Home visit (part 2)

Berburu info dari rumah ke rumah

Jumat, 4 Desember 2020

Karya : Siti Marwanah

Matahari masih malas menampakkan wajahnya karena tertutup awan, saat motor Vario yang selalu menemani perjalanan selama ini memasuki area parkir sekolah tempatku bertugas. Aku pun melangkahkan kaki ke ruang lab TIK, tempat yang menjadi favorit para guru sejak pembelajaran daring diberlakukan hampir di seluruh sekolah di Nusantara ini termasuk di tempatku bertugas juga tidak luput dari aturan tersebut.

Beberapa guru sudah tampak asyik dengan laptop di depannya, mereka sibuk mempersiapkan soal yang akan digunakan saat PAS (penilaian akhir semester) yang tinggal beberapa hari lagi. Tidak beberapa lama terlihat empat orang siswa memasuki pelataran sekolah. Tampaknya mereka adalah para siswa yang saya kunjungi kemarin ke rumahnya. Wajah mereka sudah tidak asing lagi karena sekarang mereka sudah berada di bangku SMP kelas delapan. 

"Selamat pagi Bu guru"! Ungkap salah seorang dari mereka.

"Selamat pagi," jawabku sambil bangun dari kursi sembari menghampiri mereka semua.

"Ibu guru seneng banget melihat kalian menepati janji datang ke sekolah mengambil tugas yang belum kalian kerjakan." Ucapku memberikan apresiasi.

Saya pun mendampingi para siswa menuju ruang tata usaha. Dimana terdapat tumpukan arsip soal yang dimasukkan ke dalam map. Soal ini sudah disiapkan oleh masing-masing guru bidang studi. Setelah masing-masing orang mendapatkan tugas yang harus diselesaikan para siswa langsung pulang. Namun sebelum pulang saya dan para siswa membuat kesepakatan terkait dengan waktu pengumpulan tugas.

Saat keempat siswa pulang, disusul lagi oleh lima orang siswa untuk minta tugas. Saya pun memperlakukan hal yang sama kepada mereka. 

Setelah tidak ada lagi siswa yang datang kegiatan berburu informasi kami lanjutkan dihari kedua. saya dan Bu Wayan Karsini akan  ke mendatangi wilayah mendagi. Tempat ini kami pilih karena hari ini hari Jumat, waktu pulang sekolah lebih cepat dibandingkan hari biasanya. Kami berdua hanya memilih satu lokasi yang letaknya tidak terlalu jauh dari sekolah. 

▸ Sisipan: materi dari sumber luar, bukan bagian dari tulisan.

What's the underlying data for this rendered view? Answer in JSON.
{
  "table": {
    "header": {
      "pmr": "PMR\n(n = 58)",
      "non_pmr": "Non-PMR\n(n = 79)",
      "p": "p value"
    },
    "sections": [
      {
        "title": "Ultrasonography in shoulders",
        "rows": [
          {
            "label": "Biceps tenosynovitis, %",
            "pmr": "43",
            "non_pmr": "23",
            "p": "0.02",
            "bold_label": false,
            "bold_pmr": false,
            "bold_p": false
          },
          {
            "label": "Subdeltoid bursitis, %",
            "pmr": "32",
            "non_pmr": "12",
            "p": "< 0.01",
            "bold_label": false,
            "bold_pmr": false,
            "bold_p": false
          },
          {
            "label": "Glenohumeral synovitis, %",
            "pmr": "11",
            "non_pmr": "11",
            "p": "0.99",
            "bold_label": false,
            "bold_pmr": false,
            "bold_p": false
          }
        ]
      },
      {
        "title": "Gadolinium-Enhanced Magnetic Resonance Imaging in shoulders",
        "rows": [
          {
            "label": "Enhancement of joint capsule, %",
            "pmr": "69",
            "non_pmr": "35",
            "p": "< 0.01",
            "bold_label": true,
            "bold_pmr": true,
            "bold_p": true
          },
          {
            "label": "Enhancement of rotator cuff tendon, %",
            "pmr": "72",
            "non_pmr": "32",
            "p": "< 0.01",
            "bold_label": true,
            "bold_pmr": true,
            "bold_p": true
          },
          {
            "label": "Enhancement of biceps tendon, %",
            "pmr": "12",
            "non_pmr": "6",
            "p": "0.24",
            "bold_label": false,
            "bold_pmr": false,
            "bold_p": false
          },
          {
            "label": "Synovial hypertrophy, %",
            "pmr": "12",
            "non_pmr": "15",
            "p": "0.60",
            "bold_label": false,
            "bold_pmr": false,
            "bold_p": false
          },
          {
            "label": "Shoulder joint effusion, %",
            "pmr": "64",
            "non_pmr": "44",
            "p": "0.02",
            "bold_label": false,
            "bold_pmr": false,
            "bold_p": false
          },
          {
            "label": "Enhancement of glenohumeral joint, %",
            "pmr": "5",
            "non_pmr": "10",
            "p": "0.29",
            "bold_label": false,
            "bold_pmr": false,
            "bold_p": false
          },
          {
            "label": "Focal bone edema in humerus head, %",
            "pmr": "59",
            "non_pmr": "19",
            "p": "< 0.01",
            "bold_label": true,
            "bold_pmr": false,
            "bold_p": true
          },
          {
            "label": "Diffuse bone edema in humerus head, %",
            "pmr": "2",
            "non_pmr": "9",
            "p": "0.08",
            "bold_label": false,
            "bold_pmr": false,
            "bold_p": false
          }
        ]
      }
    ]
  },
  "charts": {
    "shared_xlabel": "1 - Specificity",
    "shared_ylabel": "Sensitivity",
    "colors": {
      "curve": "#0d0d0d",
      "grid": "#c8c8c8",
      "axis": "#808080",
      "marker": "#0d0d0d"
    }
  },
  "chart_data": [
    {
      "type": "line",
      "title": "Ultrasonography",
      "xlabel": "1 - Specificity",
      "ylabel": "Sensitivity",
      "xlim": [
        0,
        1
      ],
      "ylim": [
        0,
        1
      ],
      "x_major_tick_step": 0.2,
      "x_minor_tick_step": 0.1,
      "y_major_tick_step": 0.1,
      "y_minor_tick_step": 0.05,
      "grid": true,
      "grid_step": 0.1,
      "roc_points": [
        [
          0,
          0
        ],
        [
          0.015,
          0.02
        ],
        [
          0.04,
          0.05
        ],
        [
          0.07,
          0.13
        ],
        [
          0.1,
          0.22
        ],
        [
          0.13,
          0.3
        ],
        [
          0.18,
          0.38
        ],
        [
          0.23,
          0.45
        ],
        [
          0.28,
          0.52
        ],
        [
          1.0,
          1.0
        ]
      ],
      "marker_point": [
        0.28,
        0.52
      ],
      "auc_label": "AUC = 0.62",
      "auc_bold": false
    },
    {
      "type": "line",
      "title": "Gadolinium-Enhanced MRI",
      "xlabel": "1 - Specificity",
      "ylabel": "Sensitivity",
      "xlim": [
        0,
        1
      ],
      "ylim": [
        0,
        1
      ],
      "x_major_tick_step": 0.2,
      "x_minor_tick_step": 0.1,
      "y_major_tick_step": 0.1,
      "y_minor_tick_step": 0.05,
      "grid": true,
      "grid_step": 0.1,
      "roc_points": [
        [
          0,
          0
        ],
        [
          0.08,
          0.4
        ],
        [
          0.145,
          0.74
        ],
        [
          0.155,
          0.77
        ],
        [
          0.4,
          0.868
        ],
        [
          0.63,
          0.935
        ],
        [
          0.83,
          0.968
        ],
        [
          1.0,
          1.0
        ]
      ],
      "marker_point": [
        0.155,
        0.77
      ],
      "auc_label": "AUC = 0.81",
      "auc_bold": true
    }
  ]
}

Ada empat siswa yang akan kami kunjungi yaitu kakak beradik Ayang dan Rizki Harun serta dua orang lagi yaitu Idris serta Yusmairil. Disamping kami ingin tahu keadaan keluarga para siswa, kunjungan rumah kali ini juga dimaksudkan agar kami bisa bertemu dengan siswa kelas tujuh yang dari awal masuk kami sendiri tidak pernah bertatap muka. 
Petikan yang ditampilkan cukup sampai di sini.